Jueves, 8 de junio de 2006 | Hoy
Por Daniela Piccione, Roberto Lobos, Fabricio Simeoni y Federico Tinivella
Alguien que limpia vidrios no es sólo alguien que limpia vidrios, es quien puede ver del otro lado sin trepar medianeras ni tejidos, incrustar la cabeza en el tiempo pretérito de lo que está adentro. Es quien puede escribir con el índice "Lucrecia te amo" y guardar rincones de ella en la otra mano sin firmar su obra cuando el invierno empaña la dermis y borrarlo después con toda la palma izquierda sostenida apenas por el hálito de la sensación térmica. Es quien puede pararse frente al televisor cuando Central tiene un corner a favor y que otro pregunte gritando si es hijo de vidriero. Es quien mantiene con premura la mirada fija en las dos adolescentes del octavo B que se quitan el uniforme apresuradamente para fingir otra tarde atlética bajo las vueltas crónicas del cordón en la plaza. Es quien se cuelga del miembro del mundo desde la herrumbre de una roldana insegura de si misma.
Alguien come de los restos de hinojo que quedaron en la jaula del conejo, el desasosiego troglodita, como salir del foco, desenfocarse. Sobre la cajita de música aún baila descalza con la planta del pie imantada al círculo magnético de la fertilidad. Propone el origen de una raíz. El pararrayos de la iglesia crece después de cada tormenta, como salir del efecto, efectuarse.
Alguien que limpia vidrios es una obra en construcción de los paisajes, puede verse a sí mismo cuando el sol de las doce pega de lleno en la complicidad refractada de los balcones y hacerlos más nítidos después de la lluvia de sus dedos empuñando un líquido. Es el cráter de las estructuras de cemento inhóspitas, el descanso del ladrillo visto, el interludio de la luz. Es un paria del humus, un trapecista aferrado a la gamuza amarillenta corroída por los domadores casuales. Es un vaivén apologético, la continuidad del andamio, es quien termina con la neblina de otros.
Alguien que limpia vidrios impone la proximidad, remarca las aristas de las cosas, hace que los puntos sucesivos sean más compactos, puede espiar ebulliciones, estados de tibieza, desayunos a solas, hacer que se enhebre en otros la mirada más arisca y confundirse. Es un ave atada, un equilibrista en mameluco, un detalle arquitectónico; se mimetiza e irrumpe, es un detalle superfluo, enagua de cortinas, atajo de luz sobre el escritorio poblado de papeles vacíos.
Alguien que limpia los vidrios hace que Lucrecia sea una inmediata incógnita, que las cucharas se detengan perpendiculares a los rostros y los despierte, que se pregunten si el texto sigue, si los pies que se mueven en el vacío cuando bajen al cemento van a caminar hasta ella; todos los ayunantes con un puñado de lunares oscuros y blandos empiezan a desparramarlos tentativamente sobre ese cuerpo desconocido.
Alguien pide en el desierto el reflejo de un secreto, una mano agitada sobre la voz de un texto, dijo, aferrado a una ventanamuda. Cuando se apagaban los restos de la tarde, en el espejo retrovisor de un fiat chocado, miró como la chica picaba hielo sentada en la vereda. El reflejo de una bolsa de nylon, de una bolsa de Jaimito, lo arrastraron a un tiempo de volados cristales, cuando alcanzaban unas monedas para comprar una curita.

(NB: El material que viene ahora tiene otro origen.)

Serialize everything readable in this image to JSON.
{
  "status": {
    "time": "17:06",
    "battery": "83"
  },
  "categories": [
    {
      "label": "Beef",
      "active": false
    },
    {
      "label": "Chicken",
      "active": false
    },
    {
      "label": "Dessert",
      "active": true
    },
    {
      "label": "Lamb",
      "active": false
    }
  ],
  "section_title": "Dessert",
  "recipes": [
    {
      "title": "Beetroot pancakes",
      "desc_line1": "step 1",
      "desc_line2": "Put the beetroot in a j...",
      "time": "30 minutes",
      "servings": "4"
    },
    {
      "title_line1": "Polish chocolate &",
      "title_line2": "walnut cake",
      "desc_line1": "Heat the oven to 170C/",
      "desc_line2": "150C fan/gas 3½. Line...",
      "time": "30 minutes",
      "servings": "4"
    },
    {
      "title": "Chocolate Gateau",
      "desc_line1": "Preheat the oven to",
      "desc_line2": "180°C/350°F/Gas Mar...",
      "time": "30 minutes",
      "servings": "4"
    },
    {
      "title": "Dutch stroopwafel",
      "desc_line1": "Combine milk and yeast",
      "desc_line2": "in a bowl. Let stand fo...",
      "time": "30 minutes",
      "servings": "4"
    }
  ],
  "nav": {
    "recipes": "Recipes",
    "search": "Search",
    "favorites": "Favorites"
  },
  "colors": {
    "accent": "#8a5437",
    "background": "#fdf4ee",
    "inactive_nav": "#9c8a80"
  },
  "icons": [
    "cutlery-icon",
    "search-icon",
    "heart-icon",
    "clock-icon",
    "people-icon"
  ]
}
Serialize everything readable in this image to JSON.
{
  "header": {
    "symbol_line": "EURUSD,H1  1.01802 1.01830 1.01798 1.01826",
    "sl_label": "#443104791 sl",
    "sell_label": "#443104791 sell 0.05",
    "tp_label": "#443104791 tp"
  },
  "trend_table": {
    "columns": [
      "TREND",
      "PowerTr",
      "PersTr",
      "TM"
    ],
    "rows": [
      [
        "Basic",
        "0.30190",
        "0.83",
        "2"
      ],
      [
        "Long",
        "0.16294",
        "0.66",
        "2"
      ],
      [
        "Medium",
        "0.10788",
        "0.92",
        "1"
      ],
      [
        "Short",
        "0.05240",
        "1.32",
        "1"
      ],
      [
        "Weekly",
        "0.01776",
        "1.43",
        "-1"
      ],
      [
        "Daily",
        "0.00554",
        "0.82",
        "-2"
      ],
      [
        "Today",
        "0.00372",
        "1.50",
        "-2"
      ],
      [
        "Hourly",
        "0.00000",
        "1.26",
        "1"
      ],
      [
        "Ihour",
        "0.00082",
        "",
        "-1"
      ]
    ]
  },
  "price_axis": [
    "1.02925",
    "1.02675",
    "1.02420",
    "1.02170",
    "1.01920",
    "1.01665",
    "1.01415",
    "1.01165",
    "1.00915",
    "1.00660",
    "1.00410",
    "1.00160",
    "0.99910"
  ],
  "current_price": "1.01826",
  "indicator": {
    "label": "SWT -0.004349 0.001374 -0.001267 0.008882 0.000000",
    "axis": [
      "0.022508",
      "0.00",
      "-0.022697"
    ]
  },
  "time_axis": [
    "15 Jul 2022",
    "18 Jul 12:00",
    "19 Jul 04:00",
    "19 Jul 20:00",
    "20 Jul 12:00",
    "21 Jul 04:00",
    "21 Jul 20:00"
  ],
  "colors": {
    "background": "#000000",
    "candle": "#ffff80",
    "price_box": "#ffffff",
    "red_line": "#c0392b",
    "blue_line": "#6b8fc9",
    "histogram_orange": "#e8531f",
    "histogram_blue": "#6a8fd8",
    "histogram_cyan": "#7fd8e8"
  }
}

Alguien que limpia los vidrios no es la máscara que enarbola un trapo sino la figura blanca que desespera por otra que la ensucie; que la desgarre desde la piel hasta las ropas y que luego le pida disculpas detrás de un susurro apenas audible. La transparencia de una mirada es como los encajes de una lencería sobre el cuerpo: a veces se necesitan los dedos para pellizcarla y acariciarla con suavidad y otras veces alcanza con la brusquedad de un tirón. Nadie se reconoce en los vidrios. Nadie reclamará disculpas en esos reflejos tibios de agua concentrada: no todos los cristales sin pulir terminan transformándose en espejos.